In Central Soya Co. v. City of Chattanooga, 207 Tenn. 138, 338 S.W.2d 576 [814]*814(1960) the plaintiffs were landowners who had petitioned the City of Chattanooga for a referendum election regarding the annexation of their land. The following day, the City of Chattanooga commenced annexation by ordinance proceedings. Suit was brought to compel the city to proceed by referendum, and plaintiffs contended that to proceed with annexation by ordinance would deprive plaintiffs and others like them from the “opportunity to express their wishes by an election.” 338 S.W.2d at 577. The court noted that language of the statutes regarding both annexation by ordinance and annexation by referendum was not. mandatory and “in both instances it uses the word ‘may’, which according to general usage and common understanding carries the sense of discretion but not of duty_” 338 S.W.2d at 578. The court also referred to T.C.A. § 6-51-106, the provision for abandonment of proceedings, and stated:

Therefore, how can it be said with any reasonable degree of substance that interested persons or residents or property owners have acquired any vested rights by the mere filing of a petition requesting an annexation under either Sec. 2 or 3? If one were started under either section it could be abandoned by the City at any time without any permission or consent of those who suggested the annexation.
Nor is it reasonable to suppose that the intent of this act was to place the burden of the expense of holding an election on the municipality merely because some indefinite number of people, maybe 2 or 3, filed a petition or petitions for annexation.
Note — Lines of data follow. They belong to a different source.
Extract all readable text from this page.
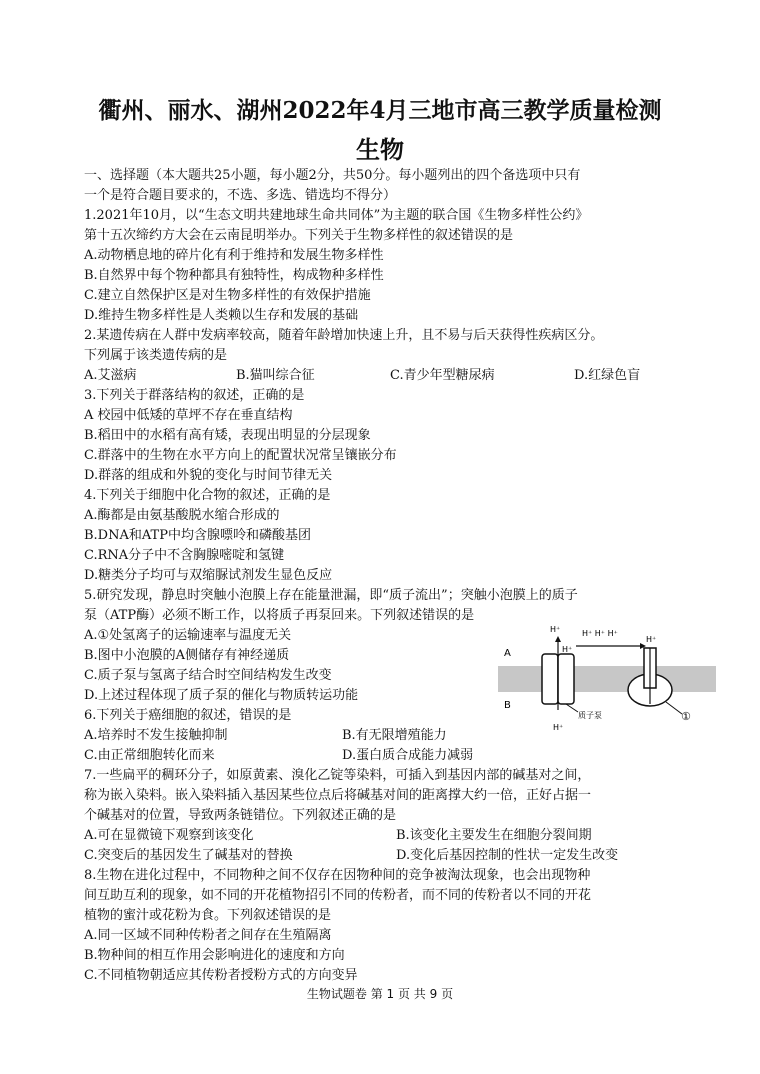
衢州、丽水、湖州2022年4月三地市高三教学质量检测
生物
一、选择题（本大题共25小题，每小题2分，共50分。每小题列出的四个备选项中只有
一个是符合题目要求的，不选、多选、错选均不得分）
1.2021年10月，以“生态文明共建地球生命共同体”为主题的联合国《生物多样性公约》
第十五次缔约方大会在云南昆明举办。下列关于生物多样性的叙述错误的是
A.动物栖息地的碎片化有利于维持和发展生物多样性
B.自然界中每个物种都具有独特性，构成物种多样性
C.建立自然保护区是对生物多样性的有效保护措施
D.维持生物多样性是人类赖以生存和发展的基础
2.某遗传病在人群中发病率较高，随着年龄增加快速上升，且不易与后天获得性疾病区分。
下列属于该类遗传病的是
A.艾滋病	B.猫叫综合征	C.青少年型糖尿病	D.红绿色盲
3.下列关于群落结构的叙述，正确的是
A 校园中低矮的草坪不存在垂直结构
B.稻田中的水稻有高有矮，表现出明显的分层现象
C.群落中的生物在水平方向上的配置状况常呈镶嵌分布
D.群落的组成和外貌的变化与时间节律无关
4.下列关于细胞中化合物的叙述，正确的是
A.酶都是由氨基酸脱水缩合形成的
B.DNA和ATP中均含腺嘌呤和磷酸基团
C.RNA分子中不含胸腺嘧啶和氢键
D.糖类分子均可与双缩脲试剂发生显色反应
5.研究发现，静息时突触小泡膜上存在能量泄漏，即“质子流出”；突触小泡膜上的质子
泵（ATP酶）必须不断工作，以将质子再泵回来。下列叙述错误的是
A.①处氢离子的运输速率与温度无关
B.图中小泡膜的A侧储存有神经递质
C.质子泵与氢离子结合时空间结构发生改变
D.上述过程体现了质子泵的催化与物质转运功能
A
B
H⁺
H⁺
H⁺
H⁺ H⁺ H⁺
H⁺
①
质子泵
6.下列关于癌细胞的叙述，错误的是
A.培养时不发生接触抑制	B.有无限增殖能力
C.由正常细胞转化而来	D.蛋白质合成能力减弱
7.一些扁平的稠环分子，如原黄素、溴化乙锭等染料，可插入到基因内部的碱基对之间，
称为嵌入染料。嵌入染料插入基因某些位点后将碱基对间的距离撑大约一倍，正好占据一
个碱基对的位置，导致两条链错位。下列叙述正确的是
A.可在显微镜下观察到该变化	B.该变化主要发生在细胞分裂间期
C.突变后的基因发生了碱基对的替换	D.变化后基因控制的性状一定发生改变
8.生物在进化过程中，不同物种之间不仅存在因物种间的竞争被淘汰现象，也会出现物种
间互助互利的现象，如不同的开花植物招引不同的传粉者，而不同的传粉者以不同的开花
植物的蜜汁或花粉为食。下列叙述错误的是
A.同一区域不同种传粉者之间存在生殖隔离
B.物种间的相互作用会影响进化的速度和方向
C.不同植物朝适应其传粉者授粉方式的方向变异
生物试题卷 第 1 页 共 9 页
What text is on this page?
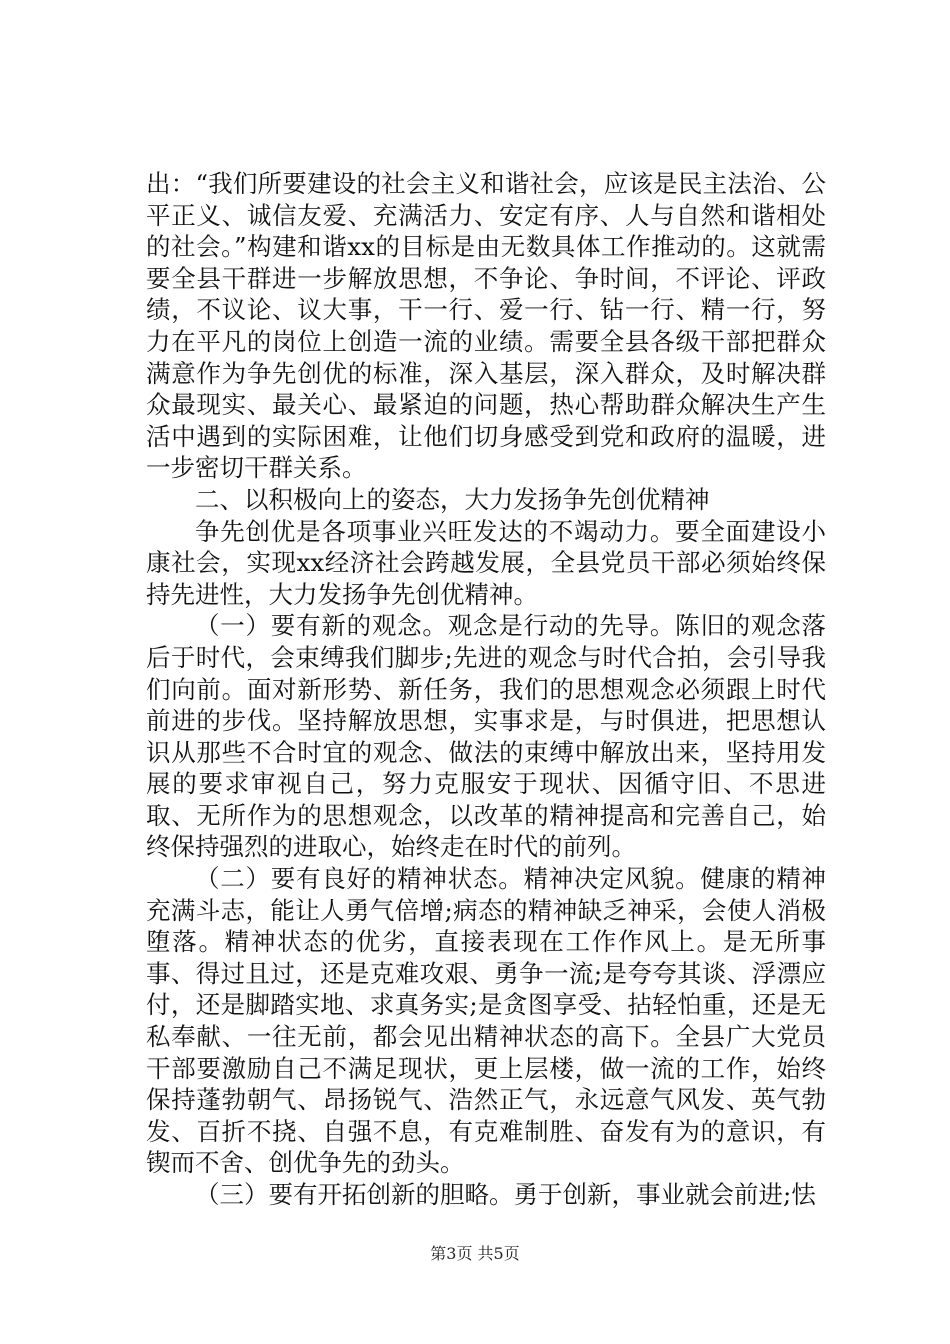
出：“我们所要建设的社会主义和谐社会，应该是民主法治、公平正义、诚信友爱、充满活力、安定有序、人与自然和谐相处的社会。”构建和谐xx的目标是由无数具体工作推动的。这就需要全县干群进一步解放思想，不争论、争时间，不评论、评政绩，不议论、议大事，干一行、爱一行、钻一行、精一行，努力在平凡的岗位上创造一流的业绩。需要全县各级干部把群众满意作为争先创优的标准，深入基层，深入群众，及时解决群众最现实、最关心、最紧迫的问题，热心帮助群众解决生产生活中遇到的实际困难，让他们切身感受到党和政府的温暖，进一步密切干群关系。

二、以积极向上的姿态，大力发扬争先创优精神

争先创优是各项事业兴旺发达的不竭动力。要全面建设小康社会，实现xx经济社会跨越发展，全县党员干部必须始终保持先进性，大力发扬争先创优精神。

（一）要有新的观念。观念是行动的先导。陈旧的观念落后于时代，会束缚我们脚步;先进的观念与时代合拍，会引导我们向前。面对新形势、新任务，我们的思想观念必须跟上时代前进的步伐。坚持解放思想，实事求是，与时俱进，把思想认识从那些不合时宜的观念、做法的束缚中解放出来，坚持用发展的要求审视自己，努力克服安于现状、因循守旧、不思进取、无所作为的思想观念，以改革的精神提高和完善自己，始终保持强烈的进取心，始终走在时代的前列。

（二）要有良好的精神状态。精神决定风貌。健康的精神充满斗志，能让人勇气倍增;病态的精神缺乏神采，会使人消极堕落。精神状态的优劣，直接表现在工作作风上。是无所事事、得过且过，还是克难攻艰、勇争一流;是夸夸其谈、浮漂应付，还是脚踏实地、求真务实;是贪图享受、拈轻怕重，还是无私奉献、一往无前，都会见出精神状态的高下。全县广大党员干部要激励自己不满足现状，更上层楼，做一流的工作，始终保持蓬勃朝气、昂扬锐气、浩然正气，永远意气风发、英气勃发、百折不挠、自强不息，有克难制胜、奋发有为的意识，有锲而不舍、创优争先的劲头。

（三）要有开拓创新的胆略。勇于创新，事业就会前进;怯

第3页 共5页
338 S.W.2d at 578. Likewise, the plaintiffs in the instant suit cannot be said to have acquired any vested rights by virtue of simply filing a quo warranto action. To force the City to continue the suit despite the repeal would be a waste of judicial resources as well as have the effect of denying the City the power to repeal the ordinance. Furthermore, the court may not, without a hearing on the merits, declare the statutes unreasonable simply by virtue of the repeal because “there may be reasons, other than an admission by the City that the proposed annexation ordinance is unreasonable, why a municipality may wish to repeal an annexation ordinance.” Bluff City, 764 S.W.2d at 203.